Monday, October 1, 2012

Hang Up

Did you hear that horrible story about the (child-aged person) who was (past tense verb) by the (anything here, really)? This is my Misery Pørn Mad Libs, a stab at being funny when there is little to find ha ha. The thing is, I think I am addicted to stories of terrible things that go bump in the light. Take the Huffington Post, for example. In the morning I read the headlines on my phone while on the bus: titles about GOP fundraisers, Dem Polls, the Human Cost of Drones and bugs found with the iPhone 5S. I do not open any of these stories, scanning instead until I find something about a mom who killed her baby and cooked it. I hesitate for a second before clicking, but I do and then I read it and feel absolutely sick with oh god, fuck no, why. 
Why do I do this? The mere act of clicking a link a talisman of sorts to pleasepleaseplease, keep it a story.

(Last week a local 12 year old girl was hit by a car and died. And every day since then I read the same article in the paper with very little updates. She was riding her bike home. They do not suspect alcohol was involved. The same photos of a white dented Suburban and a pile of stuffed animals on the street corner.)
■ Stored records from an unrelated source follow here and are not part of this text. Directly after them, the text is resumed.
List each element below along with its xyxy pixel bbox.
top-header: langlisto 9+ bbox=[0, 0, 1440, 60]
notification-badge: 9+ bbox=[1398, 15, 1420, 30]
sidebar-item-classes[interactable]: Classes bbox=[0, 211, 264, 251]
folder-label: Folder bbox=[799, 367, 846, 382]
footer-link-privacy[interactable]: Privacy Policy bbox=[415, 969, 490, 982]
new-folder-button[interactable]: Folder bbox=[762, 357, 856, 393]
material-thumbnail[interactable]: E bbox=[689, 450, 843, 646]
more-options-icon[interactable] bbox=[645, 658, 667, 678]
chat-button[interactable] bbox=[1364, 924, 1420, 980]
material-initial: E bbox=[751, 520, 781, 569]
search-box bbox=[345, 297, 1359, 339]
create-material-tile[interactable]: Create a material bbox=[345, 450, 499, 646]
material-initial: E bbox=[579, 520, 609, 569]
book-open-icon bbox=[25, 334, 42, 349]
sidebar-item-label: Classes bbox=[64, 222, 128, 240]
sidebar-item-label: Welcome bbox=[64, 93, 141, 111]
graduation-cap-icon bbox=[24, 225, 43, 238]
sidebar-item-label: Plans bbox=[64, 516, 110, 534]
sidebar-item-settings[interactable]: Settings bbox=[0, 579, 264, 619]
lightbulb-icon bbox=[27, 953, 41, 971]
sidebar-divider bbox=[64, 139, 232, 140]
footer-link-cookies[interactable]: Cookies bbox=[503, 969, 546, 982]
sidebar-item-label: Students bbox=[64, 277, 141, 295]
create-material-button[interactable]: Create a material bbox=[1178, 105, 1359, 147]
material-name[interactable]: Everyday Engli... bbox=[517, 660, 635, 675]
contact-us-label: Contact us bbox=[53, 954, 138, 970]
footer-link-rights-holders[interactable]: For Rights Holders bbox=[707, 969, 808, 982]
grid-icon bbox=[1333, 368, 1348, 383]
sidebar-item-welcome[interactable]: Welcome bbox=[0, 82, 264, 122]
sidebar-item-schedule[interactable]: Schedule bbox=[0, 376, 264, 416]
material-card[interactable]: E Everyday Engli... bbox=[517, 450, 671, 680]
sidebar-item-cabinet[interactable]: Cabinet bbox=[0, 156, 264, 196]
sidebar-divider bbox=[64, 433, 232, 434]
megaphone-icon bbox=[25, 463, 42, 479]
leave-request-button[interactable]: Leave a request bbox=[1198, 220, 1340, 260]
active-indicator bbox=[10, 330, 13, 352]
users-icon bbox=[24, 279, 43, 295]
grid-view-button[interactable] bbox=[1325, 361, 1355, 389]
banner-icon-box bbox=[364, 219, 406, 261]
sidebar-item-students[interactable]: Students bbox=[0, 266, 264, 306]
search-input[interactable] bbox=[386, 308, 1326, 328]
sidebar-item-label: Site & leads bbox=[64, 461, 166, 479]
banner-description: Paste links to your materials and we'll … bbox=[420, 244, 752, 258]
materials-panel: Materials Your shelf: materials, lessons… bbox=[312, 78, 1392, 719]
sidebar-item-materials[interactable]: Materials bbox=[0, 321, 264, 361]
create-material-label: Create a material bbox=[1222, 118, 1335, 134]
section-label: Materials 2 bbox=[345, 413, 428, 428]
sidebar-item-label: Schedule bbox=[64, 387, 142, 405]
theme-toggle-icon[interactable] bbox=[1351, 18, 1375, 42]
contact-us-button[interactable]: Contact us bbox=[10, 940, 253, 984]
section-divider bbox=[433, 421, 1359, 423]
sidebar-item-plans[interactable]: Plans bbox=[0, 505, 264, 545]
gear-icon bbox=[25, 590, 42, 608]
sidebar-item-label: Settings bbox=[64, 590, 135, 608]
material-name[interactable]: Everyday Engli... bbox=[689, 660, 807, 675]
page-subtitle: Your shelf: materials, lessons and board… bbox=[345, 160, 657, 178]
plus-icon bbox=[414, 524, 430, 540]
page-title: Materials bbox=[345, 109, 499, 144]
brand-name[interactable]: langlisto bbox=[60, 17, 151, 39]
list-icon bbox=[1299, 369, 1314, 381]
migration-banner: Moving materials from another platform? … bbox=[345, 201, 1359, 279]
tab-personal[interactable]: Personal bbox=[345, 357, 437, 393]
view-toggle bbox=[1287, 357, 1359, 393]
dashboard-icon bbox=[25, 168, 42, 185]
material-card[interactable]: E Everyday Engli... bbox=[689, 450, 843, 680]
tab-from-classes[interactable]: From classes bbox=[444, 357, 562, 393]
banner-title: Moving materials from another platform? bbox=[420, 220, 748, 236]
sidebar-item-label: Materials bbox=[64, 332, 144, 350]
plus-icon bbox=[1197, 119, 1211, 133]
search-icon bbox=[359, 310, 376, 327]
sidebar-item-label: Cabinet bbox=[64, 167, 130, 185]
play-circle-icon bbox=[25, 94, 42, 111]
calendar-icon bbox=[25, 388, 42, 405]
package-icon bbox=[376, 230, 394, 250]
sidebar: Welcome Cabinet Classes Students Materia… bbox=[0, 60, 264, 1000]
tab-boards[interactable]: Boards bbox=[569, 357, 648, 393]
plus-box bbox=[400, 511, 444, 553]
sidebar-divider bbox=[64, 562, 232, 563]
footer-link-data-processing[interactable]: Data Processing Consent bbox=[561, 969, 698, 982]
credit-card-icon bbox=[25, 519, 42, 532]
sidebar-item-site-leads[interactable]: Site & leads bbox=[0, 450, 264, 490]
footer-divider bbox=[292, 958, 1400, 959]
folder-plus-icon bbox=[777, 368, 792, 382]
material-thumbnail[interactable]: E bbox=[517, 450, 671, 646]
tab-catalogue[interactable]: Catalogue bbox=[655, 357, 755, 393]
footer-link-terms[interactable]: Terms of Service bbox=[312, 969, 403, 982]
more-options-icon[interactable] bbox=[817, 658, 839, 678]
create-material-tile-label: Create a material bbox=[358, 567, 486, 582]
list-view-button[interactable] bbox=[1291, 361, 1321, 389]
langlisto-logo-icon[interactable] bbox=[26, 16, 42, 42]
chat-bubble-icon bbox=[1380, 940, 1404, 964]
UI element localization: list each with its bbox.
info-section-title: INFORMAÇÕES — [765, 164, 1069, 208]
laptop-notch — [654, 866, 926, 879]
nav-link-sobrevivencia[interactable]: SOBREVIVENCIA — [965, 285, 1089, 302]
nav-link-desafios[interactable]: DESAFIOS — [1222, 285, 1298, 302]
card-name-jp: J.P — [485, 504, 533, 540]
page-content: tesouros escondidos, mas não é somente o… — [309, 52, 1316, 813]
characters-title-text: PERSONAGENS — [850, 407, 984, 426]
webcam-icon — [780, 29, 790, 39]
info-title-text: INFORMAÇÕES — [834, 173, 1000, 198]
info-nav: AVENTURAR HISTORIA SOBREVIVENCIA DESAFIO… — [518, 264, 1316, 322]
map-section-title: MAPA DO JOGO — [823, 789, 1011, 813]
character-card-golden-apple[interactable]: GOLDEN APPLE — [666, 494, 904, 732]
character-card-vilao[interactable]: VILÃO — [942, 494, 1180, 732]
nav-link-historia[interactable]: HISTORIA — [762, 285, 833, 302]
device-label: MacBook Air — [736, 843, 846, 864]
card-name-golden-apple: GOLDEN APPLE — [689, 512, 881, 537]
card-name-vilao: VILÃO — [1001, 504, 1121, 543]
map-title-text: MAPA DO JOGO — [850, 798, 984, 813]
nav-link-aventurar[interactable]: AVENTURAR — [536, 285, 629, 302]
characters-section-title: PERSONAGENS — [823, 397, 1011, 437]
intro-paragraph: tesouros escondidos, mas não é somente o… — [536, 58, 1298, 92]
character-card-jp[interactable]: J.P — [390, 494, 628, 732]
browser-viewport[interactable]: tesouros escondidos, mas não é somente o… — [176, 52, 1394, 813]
This is the way the world works. Tragedy mistaken for profundity. All of us so close to being written about as a (insert age) year old woman and her (insert age) year old child. Keep it far away, I think, not me, the musical chairs of it all unsettling enough that I download Jaycee Dugard's book, A Stolen Life, curious and thin with fear.

5 comments:

sunshine said...

The news nowadays are so terrifying, dunno why people are doing what they are doing, how sick and crazy can you be to wanna hurt your own kids among other things? Very sad :(

eRin said...

Ugh. I had to stop reading the news after I became a mother, because I could not stop myself from clicking those horrible headlines. I had a special weak spot for weird medical stories, which inevitably devastated some family. I just over-empathize and internalize to an unhealthy degree, and now I can't bear to hear about any tragedy befalling a mother or child. I hope that my mental health is better now that I've kicked the news habit, but I'm not so sure...

Michelle M in KY said...

OH SUSANNAH...
I think you and I were separated @ birth! I, too have these same habits of clicking when my gut tells me not to click. Although I have some control over it now and I never watch Nancy Grace anymore because I became much, much too involved emotionally in the horror of it all. I understand and sometimes think I want to go and live among the Amish...but, hell all of them are trying to break free...just check out TLC. Just hug your family tight.

Patti-atti said...

How is the book? I almost downloaded it, and then I wondered.. "Do I want to know?"

I read the preview, and it's pretty ohwowthisisreal.

krista said...

do we all do the same thing? cause i think we do. but oddly enough, i can't handle the fictionalized versions anymore. sometimes the whole world seems unfathomable and i want to wrap my kids in a bubble and lock them in an attic somewhere. you know, for safekeeping.